Your letter of July 28th, which I have but just now received, calls my attention to a statement published in the London Observer, over the signature of T. W. I am asked if the occurrence, there said to have taken place at a cabinet council in February, 1861, is true or not, and you desire me to inform you of the precise circumstances attending the action of Mr. Buchanan’s cabinet at the time of the transaction referred to.
The latter part of this request is more than I can comply with at present. All the circumstances set out with precision would, I suppose, fill a moderate sized volume; and anything short of a full account would probably do wrong to the subject. Besides, I am not convinced that the truth would be received now with public favor, or even with toleration. The time when justice shall be done draws near, but is not yet.
But the story you transcribe from the London paper is wholly fictitious. Major Anderson passed his garrison to Fort Sumter, not in February, 1861, but in December, 1860. General Dix was not then a member of the cabinet...... The real cause of Floyd’s retirement from office had no connection with that affair.[[169]] Mr. Stanton made no such speech as that put into his mouth by T. W., or any other speech inconsistent with the most perfect respect for all his colleagues and for the President. Neither Mr. Stanton nor Mr. Holt ever spoke to the President about resigning, upon any contingency whatever, before the incoming of the new administration.

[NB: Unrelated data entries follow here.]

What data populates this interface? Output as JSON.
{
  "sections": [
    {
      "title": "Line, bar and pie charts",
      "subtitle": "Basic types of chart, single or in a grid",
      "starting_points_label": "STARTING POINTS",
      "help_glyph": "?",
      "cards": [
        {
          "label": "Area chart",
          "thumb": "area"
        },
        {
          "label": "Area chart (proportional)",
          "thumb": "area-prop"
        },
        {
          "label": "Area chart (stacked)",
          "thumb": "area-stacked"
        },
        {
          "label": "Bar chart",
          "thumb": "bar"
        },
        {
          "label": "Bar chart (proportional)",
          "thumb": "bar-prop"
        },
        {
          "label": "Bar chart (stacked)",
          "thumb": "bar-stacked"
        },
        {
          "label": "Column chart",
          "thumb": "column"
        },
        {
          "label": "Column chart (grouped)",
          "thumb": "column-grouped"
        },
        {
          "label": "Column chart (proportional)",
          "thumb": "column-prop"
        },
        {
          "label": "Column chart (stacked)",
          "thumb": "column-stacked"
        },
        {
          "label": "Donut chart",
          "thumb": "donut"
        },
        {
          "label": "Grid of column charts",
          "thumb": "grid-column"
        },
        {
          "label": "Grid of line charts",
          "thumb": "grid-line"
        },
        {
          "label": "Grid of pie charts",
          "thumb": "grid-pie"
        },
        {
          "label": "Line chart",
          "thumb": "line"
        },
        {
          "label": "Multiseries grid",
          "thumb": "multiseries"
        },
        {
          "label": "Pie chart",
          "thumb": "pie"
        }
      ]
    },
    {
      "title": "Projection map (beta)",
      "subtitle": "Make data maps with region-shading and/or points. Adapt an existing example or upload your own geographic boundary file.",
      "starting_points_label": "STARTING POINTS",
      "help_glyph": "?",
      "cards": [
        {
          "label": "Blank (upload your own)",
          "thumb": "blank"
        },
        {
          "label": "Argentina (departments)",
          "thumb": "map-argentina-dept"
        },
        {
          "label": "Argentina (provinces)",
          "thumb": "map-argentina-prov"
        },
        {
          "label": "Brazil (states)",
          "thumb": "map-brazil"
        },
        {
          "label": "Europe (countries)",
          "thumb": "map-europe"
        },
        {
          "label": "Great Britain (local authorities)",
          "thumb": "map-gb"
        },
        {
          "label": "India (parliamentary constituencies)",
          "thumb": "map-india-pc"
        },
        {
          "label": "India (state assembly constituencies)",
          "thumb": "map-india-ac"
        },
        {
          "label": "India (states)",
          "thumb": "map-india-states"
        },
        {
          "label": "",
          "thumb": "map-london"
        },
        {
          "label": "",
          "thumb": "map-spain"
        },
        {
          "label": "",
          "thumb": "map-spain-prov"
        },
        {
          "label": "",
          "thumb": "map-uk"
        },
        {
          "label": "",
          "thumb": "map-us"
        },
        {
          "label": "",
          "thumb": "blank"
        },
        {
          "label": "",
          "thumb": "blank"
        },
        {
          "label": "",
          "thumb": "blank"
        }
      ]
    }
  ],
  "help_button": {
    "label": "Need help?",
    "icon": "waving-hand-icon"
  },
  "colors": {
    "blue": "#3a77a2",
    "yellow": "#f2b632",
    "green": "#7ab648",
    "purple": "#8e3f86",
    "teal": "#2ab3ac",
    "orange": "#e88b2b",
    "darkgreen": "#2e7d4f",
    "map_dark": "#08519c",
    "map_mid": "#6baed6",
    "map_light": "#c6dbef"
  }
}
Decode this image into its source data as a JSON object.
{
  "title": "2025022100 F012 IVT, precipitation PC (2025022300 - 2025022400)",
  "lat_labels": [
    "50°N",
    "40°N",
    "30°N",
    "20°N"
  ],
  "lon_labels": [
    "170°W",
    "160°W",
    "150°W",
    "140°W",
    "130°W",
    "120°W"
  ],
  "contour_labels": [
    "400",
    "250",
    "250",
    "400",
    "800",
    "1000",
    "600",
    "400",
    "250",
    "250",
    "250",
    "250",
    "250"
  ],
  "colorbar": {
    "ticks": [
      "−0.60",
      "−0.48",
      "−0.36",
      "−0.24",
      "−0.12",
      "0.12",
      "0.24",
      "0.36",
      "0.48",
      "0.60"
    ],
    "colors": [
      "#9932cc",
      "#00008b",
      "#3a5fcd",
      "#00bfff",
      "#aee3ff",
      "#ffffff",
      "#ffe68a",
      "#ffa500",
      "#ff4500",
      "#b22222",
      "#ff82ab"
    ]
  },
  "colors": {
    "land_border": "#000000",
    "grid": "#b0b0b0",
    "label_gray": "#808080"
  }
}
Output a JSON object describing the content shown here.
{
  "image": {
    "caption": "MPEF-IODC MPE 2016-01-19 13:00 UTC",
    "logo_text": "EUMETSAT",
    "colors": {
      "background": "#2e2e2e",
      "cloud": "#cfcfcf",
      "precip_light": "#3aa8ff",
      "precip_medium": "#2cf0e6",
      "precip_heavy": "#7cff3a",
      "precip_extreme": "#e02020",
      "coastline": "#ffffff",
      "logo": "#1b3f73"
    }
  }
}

I am, with great respect, yours,
J. S. Black.
For many years, the source from which Mr. Weed received any part whatever of this story, remained shrouded in mystery. Judge Black at one time had traced it to Colonel George W. McCook, of Ohio; and he received from that gentleman a qualified promise to make known, at a future period, the source from which he (Colonel McCook) derived his information. But Colonel McCook was, at the time he gave this promise, about to become a Republican candidate for the office of Governor of Ohio. He lost the election, and died soon after. It was not until I began to write the present work that I learned, from a gentleman now residing in Philadelphia, Mr. George Plumer Smith, who Mr. Weed’s informant was, and how Mr. Weed became possessed of a story which he repeated in print, with some variation and a great deal of inaccuracy. Mr. Smith furnished to me in February, 1882, the following statement, and authorized me to make use of it:
STATEMENT.
In October, 1861, while at Willard’s Hotel, in Washington, I met an old friend, Colonel George W. McCook, of Steubenville, Ohio, where I had known him as partner in law practice with Mr. Edwin M. Stanton, whom, also, I knew while in Ohio, and afterwards in Pittsburgh, where I was a merchant.
Colonel McCook and I had many conversations about the outlook then of affairs, and we agreed that history might yet with us repeat itself, and possible catastrophes make demand for a leader who, by the will of the loyal people, would be called to assume powers outside the Constitution. And we both agreed that, in such dire contingency, Mr. Stanton would be the man.
The Colonel then, with the dramatic gesture and forcible language which his surviving friends would recall, told me of the scene in the cabinet when Governor Floyd overshot himself in his demands on Mr. Buchanan, etc., and of Mr. Stanton’s lead in demanding Secretary Floyd’s dismissal, etc., etc., which account I readily believed authentic, and treasured it in my memory.